歯プニング

 というわけで、ばあちゃんがステイから帰るのを、ポストのところで待っていた。ばあちゃんは怒っている。スタッフがなだめている。「ほら、迎えに来てるよ。一緒に帰ろう」一緒に車に乗っても怒るので「静かにして!」としかりとばす。興奮したまま帰られたら、家で困るので早くしずめなきゃ。
 家に着いても怒っている。着替えておやつにする。もごもご...「ちゃんと噛みなさい」と言うのだが、急に下手になった。食べ終わり、入れ歯を洗う ことにした。普段は朝昼晩の食後に洗うが、おやつのあとには洗わない。まず、下の歯をはずす。ちょっと汚れている。自分で洗うようにしむける。

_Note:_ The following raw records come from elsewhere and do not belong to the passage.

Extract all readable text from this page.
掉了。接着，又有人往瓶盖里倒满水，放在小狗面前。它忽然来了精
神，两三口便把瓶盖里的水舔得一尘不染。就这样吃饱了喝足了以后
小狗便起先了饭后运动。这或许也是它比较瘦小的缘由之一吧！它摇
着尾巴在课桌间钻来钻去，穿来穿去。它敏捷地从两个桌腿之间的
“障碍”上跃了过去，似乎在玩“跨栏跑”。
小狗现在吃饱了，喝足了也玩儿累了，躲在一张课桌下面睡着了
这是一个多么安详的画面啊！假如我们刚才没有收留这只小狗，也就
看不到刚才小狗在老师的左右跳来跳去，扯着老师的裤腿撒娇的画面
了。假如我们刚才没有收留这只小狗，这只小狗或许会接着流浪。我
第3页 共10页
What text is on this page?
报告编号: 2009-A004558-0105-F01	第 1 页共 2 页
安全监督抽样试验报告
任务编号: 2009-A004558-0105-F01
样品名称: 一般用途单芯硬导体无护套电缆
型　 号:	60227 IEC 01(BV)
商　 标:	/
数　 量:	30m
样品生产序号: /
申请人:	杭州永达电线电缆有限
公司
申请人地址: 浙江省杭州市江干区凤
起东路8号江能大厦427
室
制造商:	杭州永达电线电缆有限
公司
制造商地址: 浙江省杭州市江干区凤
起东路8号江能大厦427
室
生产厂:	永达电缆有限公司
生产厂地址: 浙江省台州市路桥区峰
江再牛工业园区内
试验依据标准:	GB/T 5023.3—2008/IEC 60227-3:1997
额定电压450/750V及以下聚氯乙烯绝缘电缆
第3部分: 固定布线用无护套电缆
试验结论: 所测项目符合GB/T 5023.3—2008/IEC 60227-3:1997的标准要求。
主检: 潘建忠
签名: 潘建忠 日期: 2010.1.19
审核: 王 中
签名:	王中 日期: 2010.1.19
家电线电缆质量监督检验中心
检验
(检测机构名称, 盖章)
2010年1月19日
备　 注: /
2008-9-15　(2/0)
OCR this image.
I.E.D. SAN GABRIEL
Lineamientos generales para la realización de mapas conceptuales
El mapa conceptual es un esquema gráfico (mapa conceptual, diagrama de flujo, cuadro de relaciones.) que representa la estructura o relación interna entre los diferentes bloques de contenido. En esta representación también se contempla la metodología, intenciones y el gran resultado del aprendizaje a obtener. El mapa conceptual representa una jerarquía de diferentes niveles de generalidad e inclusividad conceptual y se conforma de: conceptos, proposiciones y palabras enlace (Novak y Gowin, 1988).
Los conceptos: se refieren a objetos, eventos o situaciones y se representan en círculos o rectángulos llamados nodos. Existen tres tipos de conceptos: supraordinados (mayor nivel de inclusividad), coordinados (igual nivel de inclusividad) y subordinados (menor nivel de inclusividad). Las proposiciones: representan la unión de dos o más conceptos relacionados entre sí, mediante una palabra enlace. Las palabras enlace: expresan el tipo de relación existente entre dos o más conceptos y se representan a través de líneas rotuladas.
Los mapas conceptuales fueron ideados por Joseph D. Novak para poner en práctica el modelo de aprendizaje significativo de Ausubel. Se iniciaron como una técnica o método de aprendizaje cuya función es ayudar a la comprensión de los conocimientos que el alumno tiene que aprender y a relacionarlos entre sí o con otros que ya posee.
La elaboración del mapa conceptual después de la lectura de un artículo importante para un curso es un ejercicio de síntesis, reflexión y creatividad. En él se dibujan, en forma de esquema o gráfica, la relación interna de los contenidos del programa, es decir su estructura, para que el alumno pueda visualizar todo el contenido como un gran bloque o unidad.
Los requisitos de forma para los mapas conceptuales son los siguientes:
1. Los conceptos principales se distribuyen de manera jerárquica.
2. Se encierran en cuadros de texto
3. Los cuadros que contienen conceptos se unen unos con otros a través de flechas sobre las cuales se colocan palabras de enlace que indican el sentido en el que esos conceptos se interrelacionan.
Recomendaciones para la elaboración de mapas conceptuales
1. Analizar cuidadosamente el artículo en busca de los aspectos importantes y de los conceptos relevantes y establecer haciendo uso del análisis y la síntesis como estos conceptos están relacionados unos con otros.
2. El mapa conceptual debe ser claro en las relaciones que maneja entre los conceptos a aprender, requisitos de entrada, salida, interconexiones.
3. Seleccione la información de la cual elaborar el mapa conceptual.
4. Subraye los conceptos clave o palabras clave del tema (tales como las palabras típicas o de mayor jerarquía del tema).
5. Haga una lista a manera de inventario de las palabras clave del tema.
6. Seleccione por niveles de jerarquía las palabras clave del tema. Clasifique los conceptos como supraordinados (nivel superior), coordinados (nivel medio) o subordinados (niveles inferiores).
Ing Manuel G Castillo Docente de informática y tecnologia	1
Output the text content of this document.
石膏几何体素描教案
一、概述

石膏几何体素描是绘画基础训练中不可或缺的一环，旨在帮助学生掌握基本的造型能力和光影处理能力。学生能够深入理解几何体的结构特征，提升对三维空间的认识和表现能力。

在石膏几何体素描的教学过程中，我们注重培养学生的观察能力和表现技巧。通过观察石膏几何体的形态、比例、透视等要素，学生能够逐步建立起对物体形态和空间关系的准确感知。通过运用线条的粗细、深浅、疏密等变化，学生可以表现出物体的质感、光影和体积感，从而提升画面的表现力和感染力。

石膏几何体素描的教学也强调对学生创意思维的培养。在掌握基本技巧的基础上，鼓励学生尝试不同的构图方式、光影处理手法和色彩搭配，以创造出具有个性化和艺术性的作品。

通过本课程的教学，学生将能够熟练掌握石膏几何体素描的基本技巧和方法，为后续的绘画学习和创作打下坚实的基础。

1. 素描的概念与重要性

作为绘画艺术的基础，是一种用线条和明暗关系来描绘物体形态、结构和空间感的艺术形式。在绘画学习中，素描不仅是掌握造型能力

 次に上の歯をはずす。ずいぶん汚れている。 ? 違う! ばあちゃんの歯じゃ、ない。この前、診療所の歯科で入れ歯に名前を入れてもらったのだ。下の歯には名前があったが、上の歯には無い。第一、色も形も大きさも違う。幅が狭い。どこで入れ間違ったのだろう? 朝昼晩、ご飯を見守るから食べ方がおかしいのに気がついた。たまたま洗ったから、間違っているのに気がついた。
 ステイの事務所に電話してみた。すぐに取りに来られた。見せると「確かに上と下では違いますね。別の人の物ですね」と言って持って帰られた。「ありました」と電話があったので、もらいに行った。「別の人がはめていました」ですって!あはは、と笑うか?
 ぼけたら、自分の物がわからない。あわなくても、わからない。ばあちゃんには小さすぎたのに、なぜ、入ったのだろう?別の人には、大きすぎたはずなのに、どうしてはずれないのだろう?ミステリーだ。 
「夕食後、はずして、洗浄液の入った容器に入れて預かります。朝、はめてもらいます」個人の名前入り容器でしょう?なんで間違うの?さっぱりわからん。
 弟に訊いた。「入れ歯ははずして寝るのと、はめて寝るのと、どちらが正しいの?」「正解は、はずして寝るのが正しい」ありゃーっ、間違ってたわ。